Anna Calvi stakes out some middle ground on both the gender and musical spectra. Nick Bollinger listens.
The talents of Anna Calvi were apparent right from her first album back in 2011: a ferocious guitarist with a tone to match her technique, and a voice that could whisper or wail with equal persuasiveness.
And all of that is on display on her first album in nearly five years. If anything has changed it is that she’s organised her multiple talents with even more purpose.
If the album’s title Hunter (also a song) is a word that carries a certain amount of alpha male baggage, then it speaks to that prevailing theme. Like much of the writing, the title track stakes out a position on the gender spectrum and examines the view from there, throwing up some powerfully primal imagery.
‘As A Man’ opens the set, and in a way that will already be familiar to anyone who knows her two earlier albums, it builds from a brooding Bo Diddley-style riff to a near-operatic climax, punctuated with cannon-fire drum fills and a little wordless melodic motif. But it’s where Calvi does use words that her intent becomes fully apparent. “If I was a man in all but my body/Would I now understand you completely?” she sings, and ideas about the fluidity of gender turn out to be the theme that underpins the album.
There’s ‘Chain’, with its memorable refrain ‘I’ll be the boy/you be the girl/I’ll be the girl/You be the boy...’ and ‘Don’t Beat the Girl out of My Boy’ in which she suggests there might be a place on the gender spectrum where she can comfortably inhabit both.
Not that Calvi over-examines things. As a lyricist she is terse and concise, apparently more comfortable stretching out in a guitar solo than a screed of verse. Still, she does build these songs on some arresting phrases, which she fits to some of her most streamlined musical ideas so far.
For the big sound throughout this album, credit veteran producer Nick Launay, who cut his teeth with post-punk acts like Public Image and The Birthday Party, but who also spent some years down under working with more pop-angled acts like Jenny Morris and The Models. For Calvi’s music he finds a place somewhere in the middle, amplifying the edginess in her lyrics, while burnishing the bright hooks of a track like that one. And he knows exactly what to do when Calvi presents him with a big, almost Shirley Bassey-esque ballad like ‘Swimming Pool’.
Hunter is surely the most ‘pop’ album of the three Calvi has so far made, yet her skills as a guitarist haven’t been completely squeezed out of the frame.
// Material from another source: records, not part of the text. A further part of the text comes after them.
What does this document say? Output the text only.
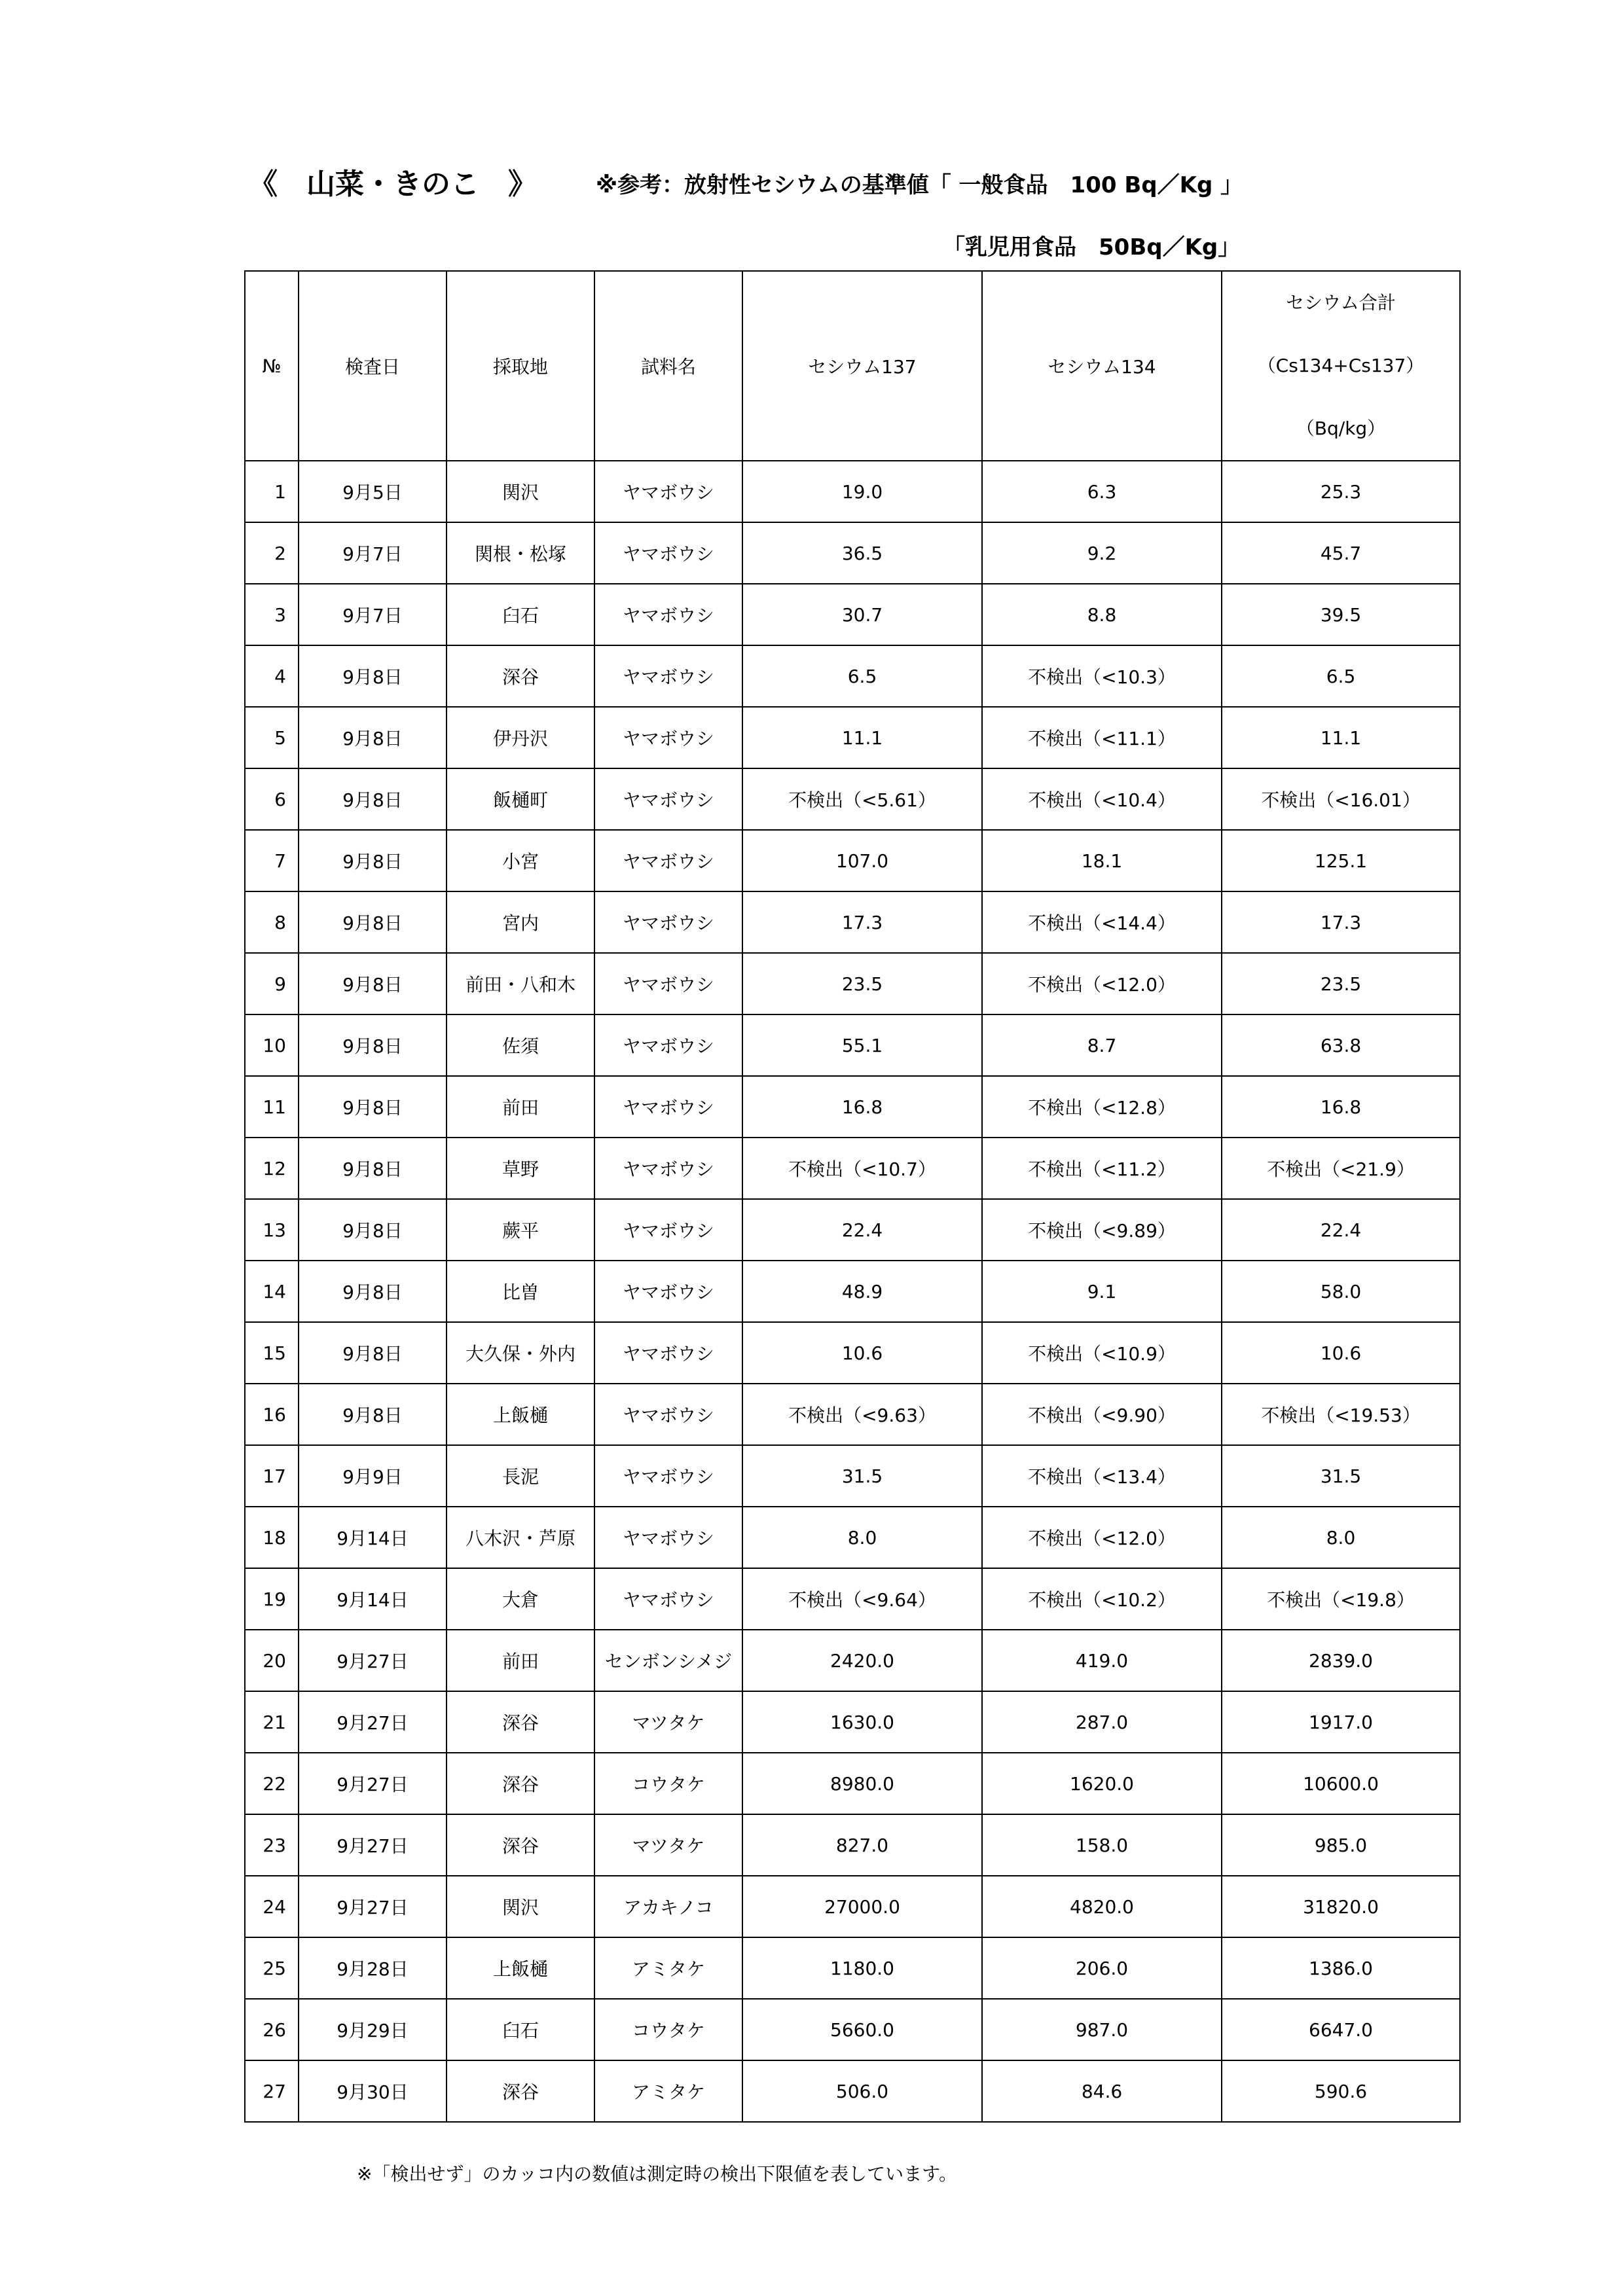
《　山菜・きのこ　》	※参考：放射性セシウムの基準値「 一般食品　100 Bq／Kg 」
「乳児用食品　50Bq／Kg」
№	検査日	採取地	試料名	セシウム137	セシウム134	セシウム合計
（Cs134+Cs137）
（Bq/kg）

1	9月5日	関沢	ヤマボウシ	19.0	6.3	25.3
2	9月7日	関根・松塚	ヤマボウシ	36.5	9.2	45.7
3	9月7日	臼石	ヤマボウシ	30.7	8.8	39.5
4	9月8日	深谷	ヤマボウシ	6.5	不検出（<10.3）	6.5
5	9月8日	伊丹沢	ヤマボウシ	11.1	不検出（<11.1）	11.1
6	9月8日	飯樋町	ヤマボウシ	不検出（<5.61）	不検出（<10.4）	不検出（<16.01）
7	9月8日	小宮	ヤマボウシ	107.0	18.1	125.1
8	9月8日	宮内	ヤマボウシ	17.3	不検出（<14.4）	17.3
9	9月8日	前田・八和木	ヤマボウシ	23.5	不検出（<12.0）	23.5
10	9月8日	佐須	ヤマボウシ	55.1	8.7	63.8
11	9月8日	前田	ヤマボウシ	16.8	不検出（<12.8）	16.8
12	9月8日	草野	ヤマボウシ	不検出（<10.7）	不検出（<11.2）	不検出（<21.9）
13	9月8日	蕨平	ヤマボウシ	22.4	不検出（<9.89）	22.4
14	9月8日	比曽	ヤマボウシ	48.9	9.1	58.0
15	9月8日	大久保・外内	ヤマボウシ	10.6	不検出（<10.9）	10.6
16	9月8日	上飯樋	ヤマボウシ	不検出（<9.63）	不検出（<9.90）	不検出（<19.53）
17	9月9日	長泥	ヤマボウシ	31.5	不検出（<13.4）	31.5
18	9月14日	八木沢・芦原	ヤマボウシ	8.0	不検出（<12.0）	8.0
19	9月14日	大倉	ヤマボウシ	不検出（<9.64）	不検出（<10.2）	不検出（<19.8）
20	9月27日	前田	センボンシメジ	2420.0	419.0	2839.0
21	9月27日	深谷	マツタケ	1630.0	287.0	1917.0
22	9月27日	深谷	コウタケ	8980.0	1620.0	10600.0
23	9月27日	深谷	マツタケ	827.0	158.0	985.0
24	9月27日	関沢	アカキノコ	27000.0	4820.0	31820.0
25	9月28日	上飯樋	アミタケ	1180.0	206.0	1386.0
26	9月29日	臼石	コウタケ	5660.0	987.0	6647.0
27	9月30日	深谷	アミタケ	506.0	84.6	590.6
※「検出せず」のカッコ内の数値は測定時の検出下限値を表しています。
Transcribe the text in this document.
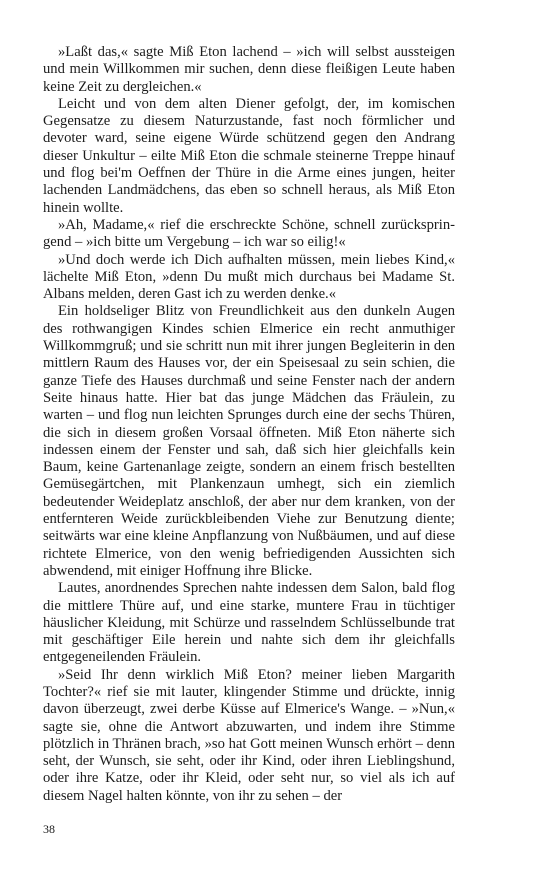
»Laßt das,« sagte Miß Eton lachend – »ich will selbst aussteigen und mein Willkommen mir suchen, denn diese fleißigen Leute haben keine Zeit zu dergleichen.«

Leicht und von dem alten Diener gefolgt, der, im komischen Gegensatze zu diesem Naturzustande, fast noch förmlicher und devoter ward, seine eigene Würde schützend gegen den Andrang dieser Unkultur – eilte Miß Eton die schmale steinerne Treppe hinauf und flog bei'm Oeffnen der Thüre in die Arme eines jungen, heiter lachenden Landmädchens, das eben so schnell heraus, als Miß Eton hinein wollte.

»Ah, Madame,« rief die erschreckte Schöne, schnell zurückspringend – »ich bitte um Vergebung – ich war so eilig!«

»Und doch werde ich Dich aufhalten müssen, mein liebes Kind,« lächelte Miß Eton, »denn Du mußt mich durchaus bei Madame St. Albans melden, deren Gast ich zu werden denke.«

Ein holdseliger Blitz von Freundlichkeit aus den dunkeln Augen des rothwangigen Kindes schien Elmerice ein recht anmuthiger Willkommgruß; und sie schritt nun mit ihrer jungen Begleiterin in den mittlern Raum des Hauses vor, der ein Speisesaal zu sein schien, die ganze Tiefe des Hauses durchmaß und seine Fenster nach der andern Seite hinaus hatte. Hier bat das junge Mädchen das Fräulein, zu warten – und flog nun leichten Sprunges durch eine der sechs Thüren, die sich in diesem großen Vorsaal öffneten. Miß Eton näherte sich indessen einem der Fenster und sah, daß sich hier gleichfalls kein Baum, keine Gartenanlage zeigte, sondern an einem frisch bestellten Gemüsegärtchen, mit Plankenzaun umhegt, sich ein ziemlich bedeutender Weideplatz anschloß, der aber nur dem kranken, von der entfernteren Weide zurückbleibenden Viehe zur Benutzung diente; seitwärts war eine kleine Anpflanzung von Nußbäumen, und auf diese richtete Elmerice, von den wenig befriedigenden Aussichten sich abwendend, mit einiger Hoffnung ihre Blicke.

Lautes, anordnendes Sprechen nahte indessen dem Salon, bald flog die mittlere Thüre auf, und eine starke, muntere Frau in tüchtiger häuslicher Kleidung, mit Schürze und rasselndem Schlüsselbunde trat mit geschäftiger Eile herein und nahte sich dem ihr gleichfalls entgegeneilenden Fräulein.

»Seid Ihr denn wirklich Miß Eton? meiner lieben Margarith Tochter?« rief sie mit lauter, klingender Stimme und drückte, innig davon überzeugt, zwei derbe Küsse auf Elmerice's Wange. – »Nun,« sagte sie, ohne die Antwort abzuwarten, und indem ihre Stimme plötzlich in Thränen brach, »so hat Gott meinen Wunsch erhört – denn seht, der Wunsch, sie seht, oder ihr Kind, oder ihren Lieblingshund, oder ihre Katze, oder ihr Kleid, oder seht nur, so viel als ich auf diesem Nagel halten könnte, von ihr zu sehen – der

38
There’s some great soloing, including a break on ‘Alpha’ where she gives it the full Hendrix.
Thrilling freakouts like that aside though, Hunter more than either of Anna Calvi’s previous albums – presents her multiple skills in a pop package, while at the same time articulating her topical and, for some, undoubtedly challenging ideas about gender. That’s quite a balancing act, but I think she carries it off. “Gender”, she noted recently on an Instagram post, “is a spectrum. If we were allowed to be somewhere in the middle, not pushed to the extremes of performed masculinity and femininity, we would all be more free.”
Remarkably she’s managed to push her music towards that middle as well.